The Central Bank of Nigeria (CBN) has introduced three new financial instruments aimed at deepening the country’s non-interest financial market and helping Islamic finance institutions manage liquidity better.
This move was announced in a circular dated May 23, 2025, as part of CBN’s ongoing efforts to promote non-interest banking in Nigeria’s financial system and bring it up to international standards. The instruments introduced include the Nigerian Non-Interest Financial Institutions’ Master Repurchase Agreement (NNMRA), the CBN Non-Interest Asset-Backed Securities (CNI-ABS), and the CBN Non-Interest Note (CNIN).
According to the circular, these tools are expected to make it easier for Islamic banks and other non-interest financial institutions to manage short-term liquidity without violating the rules of Shariah. For years, non-interest banks in Nigeria have had very few options when it comes to managing excess funds or borrowing money quickly without using interest-based methods, which are forbidden under Islamic law.
The NNMRA is a master agreement that provides a standard format for carrying out repurchase transactions in the non-interest market. Normally, in conventional banking, a repo is a short-term loan where banks sell securities and agree to buy them back later at a higher price. But since interest is not allowed in Islamic finance, the NNMRA offers an alternative structure that allows for similar transactions without interest. It spells out the roles and responsibilities of both the CBN and participating banks, including those with Islamic windows.
The CBN believes this new agreement will help banks manage their cash more effectively and support interbank transactions between Islamic and conventional players without mixing interest-based and non-interest-based operations. It is a step towards integrating Islamic finance into Nigeria’s mainstream monetary policy framework.
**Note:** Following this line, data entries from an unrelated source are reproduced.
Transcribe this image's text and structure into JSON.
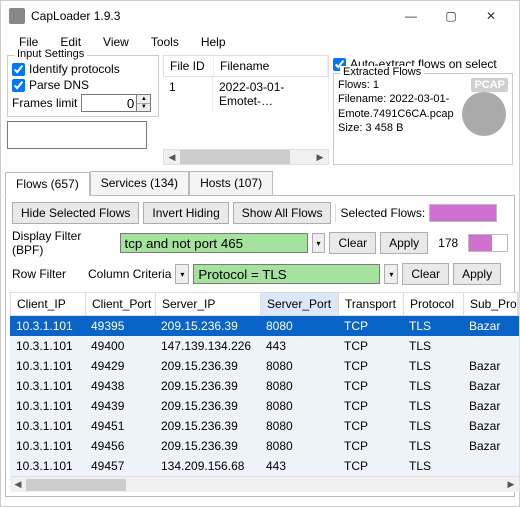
{
  "title": "CapLoader 1.9.3",
  "menu": [
    "File",
    "Edit",
    "View",
    "Tools",
    "Help"
  ],
  "input_settings": {
    "legend": "Input Settings",
    "identify_label": "Identify protocols",
    "parse_dns_label": "Parse DNS",
    "frames_limit_label": "Frames limit",
    "frames_limit_value": "0"
  },
  "filelist": {
    "cols": [
      "File ID",
      "Filename"
    ],
    "rows": [
      {
        "id": "1",
        "name": "2022-03-01-Emotet-…"
      }
    ]
  },
  "extracted": {
    "auto_label": "Auto-extract flows on select",
    "legend": "Extracted Flows",
    "flows_label": "Flows: 1",
    "filename_label": "Filename: 2022-03-01-Emote.7491C6CA.pcap",
    "size_label": "Size: 3 458 B",
    "pcap_badge": "PCAP"
  },
  "tabs": [
    {
      "label": "Flows (657)"
    },
    {
      "label": "Services (134)"
    },
    {
      "label": "Hosts (107)"
    }
  ],
  "toolbar": {
    "hide": "Hide Selected Flows",
    "invert": "Invert Hiding",
    "showall": "Show All Flows",
    "selected": "Selected Flows:"
  },
  "bpf": {
    "label": "Display Filter (BPF)",
    "value": "tcp and not port 465",
    "clear": "Clear",
    "apply": "Apply",
    "count": "178"
  },
  "rowfilter": {
    "label": "Row Filter",
    "criteria_label": "Column Criteria",
    "value": "Protocol = TLS",
    "clear": "Clear",
    "apply": "Apply"
  },
  "grid": {
    "cols": [
      "Client_IP",
      "Client_Port",
      "Server_IP",
      "Server_Port",
      "Transport",
      "Protocol",
      "Sub_Prot"
    ],
    "sorted_col": 3,
    "rows": [
      {
        "sel": true,
        "cells": [
          "10.3.1.101",
          "49395",
          "209.15.236.39",
          "8080",
          "TCP",
          "TLS",
          "Bazar"
        ]
      },
      {
        "sel": false,
        "cells": [
          "10.3.1.101",
          "49400",
          "147.139.134.226",
          "443",
          "TCP",
          "TLS",
          ""
        ]
      },
      {
        "sel": false,
        "cells": [
          "10.3.1.101",
          "49429",
          "209.15.236.39",
          "8080",
          "TCP",
          "TLS",
          "Bazar"
        ]
      },
      {
        "sel": false,
        "cells": [
          "10.3.1.101",
          "49438",
          "209.15.236.39",
          "8080",
          "TCP",
          "TLS",
          "Bazar"
        ]
      },
      {
        "sel": false,
        "cells": [
          "10.3.1.101",
          "49439",
          "209.15.236.39",
          "8080",
          "TCP",
          "TLS",
          "Bazar"
        ]
      },
      {
        "sel": false,
        "cells": [
          "10.3.1.101",
          "49451",
          "209.15.236.39",
          "8080",
          "TCP",
          "TLS",
          "Bazar"
        ]
      },
      {
        "sel": false,
        "cells": [
          "10.3.1.101",
          "49456",
          "209.15.236.39",
          "8080",
          "TCP",
          "TLS",
          "Bazar"
        ]
      },
      {
        "sel": false,
        "cells": [
          "10.3.1.101",
          "49457",
          "134.209.156.68",
          "443",
          "TCP",
          "TLS",
          ""
        ]
      }
    ]
  }
}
In addition to the NNMRA, the central bank also launched two new liquidity management tools — the CBN Non-Interest Asset-Backed Securities (CNI-ABS) and the CBN Non-Interest Note (CNIN). The CNI-ABS is a tradable instrument backed by real assets, and it follows the rules of Islamic finance. It allows Islamic banks to invest surplus funds in a Shariah-compliant way and also helps them meet the cash reserve requirements set by the CBN.
The CNIN, on the other hand, is a kind of interest-free loan provided by the central bank to Islamic financial institutions through periodic auctions. This gives banks another way to manage their liquidity without going against Shariah rules. Both instruments will be auctioned regularly by the central bank, and they are designed to give non-interest banks reliable tools for daily operations.
The circular made it clear that only licensed non-interest banks and conventional banks with Islamic windows are allowed to use these instruments. It also reminded participants to follow the existing rules and guidelines, especially the Revised Guidelines for the Operation of Non-Interest Financial Institutions’ Instruments issued in 2022. On days when the CBN holds auctions for the CNI-ABS and CNIN, participants will not be allowed to use the regular discount window, to ensure a clean separation between Islamic and conventional banking practices.
With these new tools, the CBN hopes to increase the participation of Islamic financial institutions in Nigeria’s financial markets. This is also expected to help in attracting more investments from regions and investors that prefer Shariah-compliant finance.
Islamic banking in Nigeria has been growing steadily, with more banks setting up non-interest windows and offering products that comply with Islamic principles. However, liquidity management has remained one of the biggest challenges for the sector, especially when compared to conventional banks that have more established tools and support systems.
By introducing these new instruments, the CBN aims to level the playing field and support the continued growth of the non-interest banking sector in Nigeria. It also shows the bank’s commitment to promoting financial inclusion by catering to diverse financial needs and beliefs within the country.